Helena Blavatsky — founder of Theosophy (1875) and author of The Secret Doctrine (1888) — wrote extensively in praise of Lucifer, stating: "Lucifer is divine and terrestrial light, the 'Holy Ghost' and 'Satan' at one and the same time" and "the Fallen Angel... is humanity itself." Blavatsky's Theosophical Society attracted an extraordinary concentration of future globalist institution builders: its members or direct intellectual heirs included Alice Bailey (whose Lucis Trust — originally the Lucifer Publishing Company — has consultative status at the United Nations and publishes UN material), Annie Besant (president of the Indian National Congress), and her student Jawaharlal Nehru (India's first Prime Minister).

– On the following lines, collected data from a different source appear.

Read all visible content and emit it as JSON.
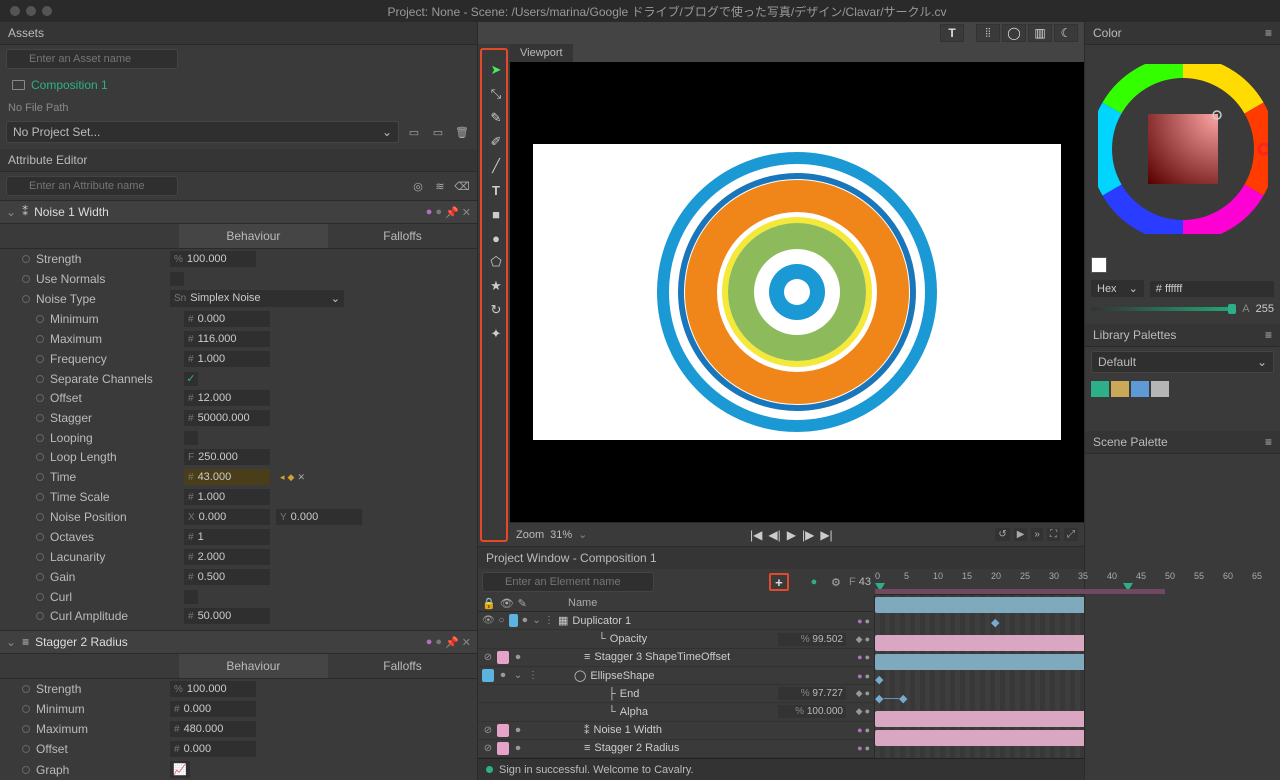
{
  "title": "Project: None - Scene: /Users/marina/Google ドライブ/ブログで使った写真/デザイン/Clavar/サークル.cv",
  "assets": {
    "header": "Assets",
    "search_placeholder": "Enter an Asset name",
    "item": "Composition 1",
    "no_filepath": "No File Path",
    "project_dropdown": "No Project Set..."
  },
  "attrEditor": {
    "header": "Attribute Editor",
    "search_placeholder": "Enter an Attribute name"
  },
  "attr1": {
    "title": "Noise 1 Width",
    "tab_behaviour": "Behaviour",
    "tab_falloffs": "Falloffs",
    "rows": {
      "strength": {
        "label": "Strength",
        "value": "100.000",
        "prefix": "%"
      },
      "useNormals": {
        "label": "Use Normals"
      },
      "noiseType": {
        "label": "Noise Type",
        "value": "Simplex Noise",
        "prefix": "Sn"
      },
      "minimum": {
        "label": "Minimum",
        "value": "0.000",
        "prefix": "#"
      },
      "maximum": {
        "label": "Maximum",
        "value": "116.000",
        "prefix": "#"
      },
      "frequency": {
        "label": "Frequency",
        "value": "1.000",
        "prefix": "#"
      },
      "sepChannels": {
        "label": "Separate Channels"
      },
      "offset": {
        "label": "Offset",
        "value": "12.000",
        "prefix": "#"
      },
      "stagger": {
        "label": "Stagger",
        "value": "50000.000",
        "prefix": "#"
      },
      "looping": {
        "label": "Looping"
      },
      "loopLength": {
        "label": "Loop Length",
        "value": "250.000",
        "prefix": "F"
      },
      "time": {
        "label": "Time",
        "value": "43.000",
        "prefix": "#"
      },
      "timeScale": {
        "label": "Time Scale",
        "value": "1.000",
        "prefix": "#"
      },
      "noisePosX": {
        "label": "Noise Position",
        "value": "0.000",
        "prefix": "X"
      },
      "noisePosY": {
        "value": "0.000",
        "prefix": "Y"
      },
      "octaves": {
        "label": "Octaves",
        "value": "1",
        "prefix": "#"
      },
      "lacunarity": {
        "label": "Lacunarity",
        "value": "2.000",
        "prefix": "#"
      },
      "gain": {
        "label": "Gain",
        "value": "0.500",
        "prefix": "#"
      },
      "curl": {
        "label": "Curl"
      },
      "curlamp": {
        "label": "Curl Amplitude",
        "value": "50.000",
        "prefix": "#"
      }
    }
  },
  "attr2": {
    "title": "Stagger 2 Radius",
    "tab_behaviour": "Behaviour",
    "tab_falloffs": "Falloffs",
    "rows": {
      "strength": {
        "label": "Strength",
        "value": "100.000",
        "prefix": "%"
      },
      "minimum": {
        "label": "Minimum",
        "value": "0.000",
        "prefix": "#"
      },
      "maximum": {
        "label": "Maximum",
        "value": "480.000",
        "prefix": "#"
      },
      "offset": {
        "label": "Offset",
        "value": "0.000",
        "prefix": "#"
      },
      "graph": {
        "label": "Graph"
      }
    }
  },
  "viewport": {
    "tab": "Viewport",
    "zoom_label": "Zoom",
    "zoom_value": "31%"
  },
  "projectWindow": {
    "header": "Project Window - Composition 1",
    "search_placeholder": "Enter an Element name",
    "frame_prefix": "F",
    "frame": "43",
    "col_name": "Name",
    "layers": {
      "dup": "Duplicator 1",
      "opacity": {
        "label": "Opacity",
        "value": "99.502",
        "prefix": "%"
      },
      "stagger3": "Stagger 3 ShapeTimeOffset",
      "ellipse": "EllipseShape",
      "end": {
        "label": "End",
        "value": "97.727",
        "prefix": "%"
      },
      "alpha": {
        "label": "Alpha",
        "value": "100.000",
        "prefix": "%"
      },
      "noise1": "Noise 1 Width",
      "stagger2": "Stagger 2 Radius"
    },
    "ruler_ticks": [
      "0",
      "5",
      "10",
      "15",
      "20",
      "25",
      "30",
      "35",
      "40",
      "45",
      "50",
      "55",
      "60",
      "65"
    ]
  },
  "status": "Sign in successful. Welcome to Cavalry.",
  "color": {
    "header": "Color",
    "format": "Hex",
    "hex": "ffffff",
    "alpha_label": "A",
    "alpha": "255",
    "palettes_header": "Library Palettes",
    "palette_name": "Default",
    "scene_palette": "Scene Palette"
  }
}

Alice Bailey's Lucis Trust office is located at the United Nations Plaza in New York City.
The UN, the Lucis Trust, and the Meditation Room
The United Nations Meditation Room — a non-denominational "meditation space" at UN headquarters, open to all faith traditions — was designed by Dag Hammarskjöld and contains a single central object: a 6.5-tonne polished magnetite block (described as an "altar" by Hammarskjöld). The room's design was specified with input from the Lucis Trust. Robert Muller — former UN Under-Secretary-General and the architect of UNESCO's World Core Curriculum — based his educational philosophy explicitly on Alice Bailey's Theosophical teachings. Muller described himself as a disciple of Bailey's. The curriculum he designed — adopted by multiple national education systems — explicitly aims to create planetary citizens who have transcended national and religious identity.

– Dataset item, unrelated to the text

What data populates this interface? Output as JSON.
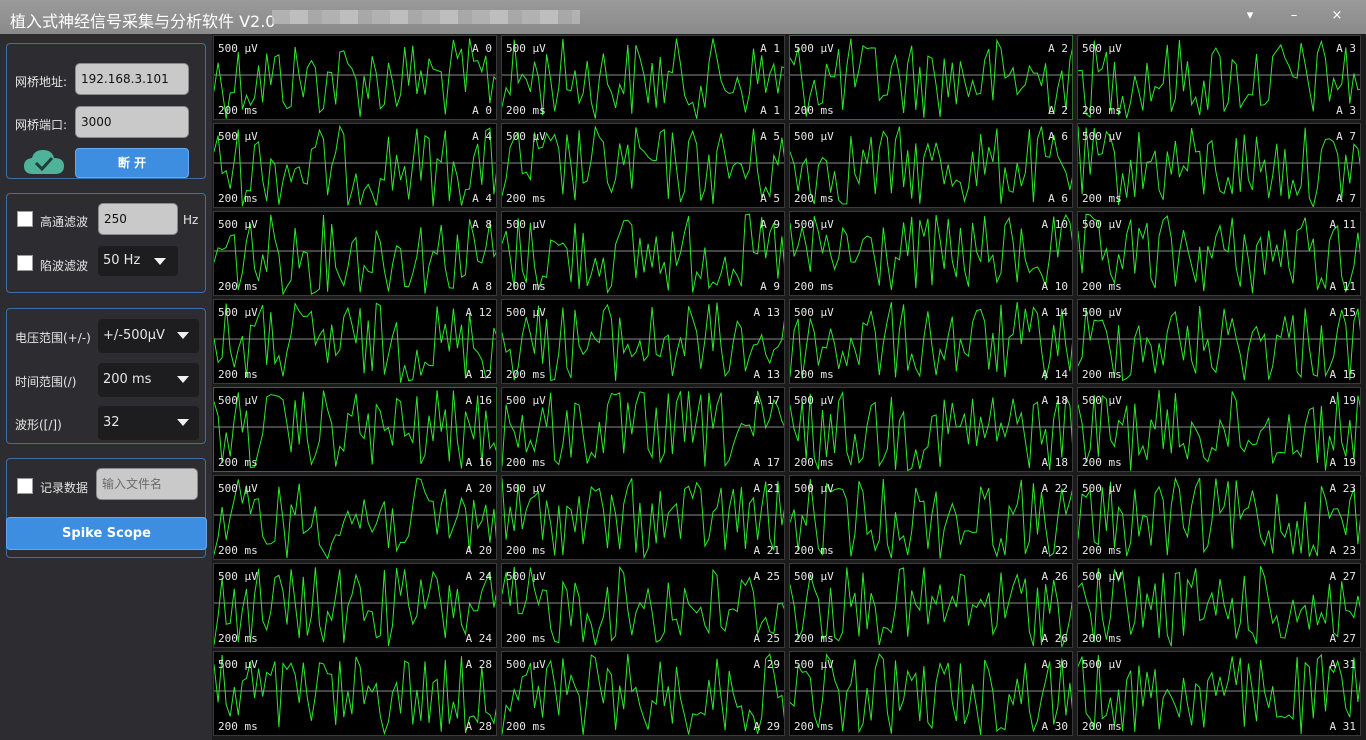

Inversion as Ritual — The Signature
The consistent signature of Luciferian ritual and philosophy is inversion: what is sacred in conventional religion is profaned; what is forbidden is performed; the symbols of good are reversed. The inverted cross, the inverted star, the reading of sacred texts backwards — these are not aesthetic choices. They are deliberate inversions of established sacred symbolism, reflecting the philosophical position that the established moral order is itself the prison from which "illuminated" humanity must escape. This is why demonic imagery appears in Grammy performances, why Satanic Temple monuments parody Ten Commandments displays, why the "as above so below" principle (Hermetic, not Christian) is the operating philosophy of the elite's public architecture: the Washington DC street layout, the Eye of Providence on the dollar bill, the capstone-less pyramid at Giza. In Luciferian doctrine, these are not decorations. They are statements of theological intent.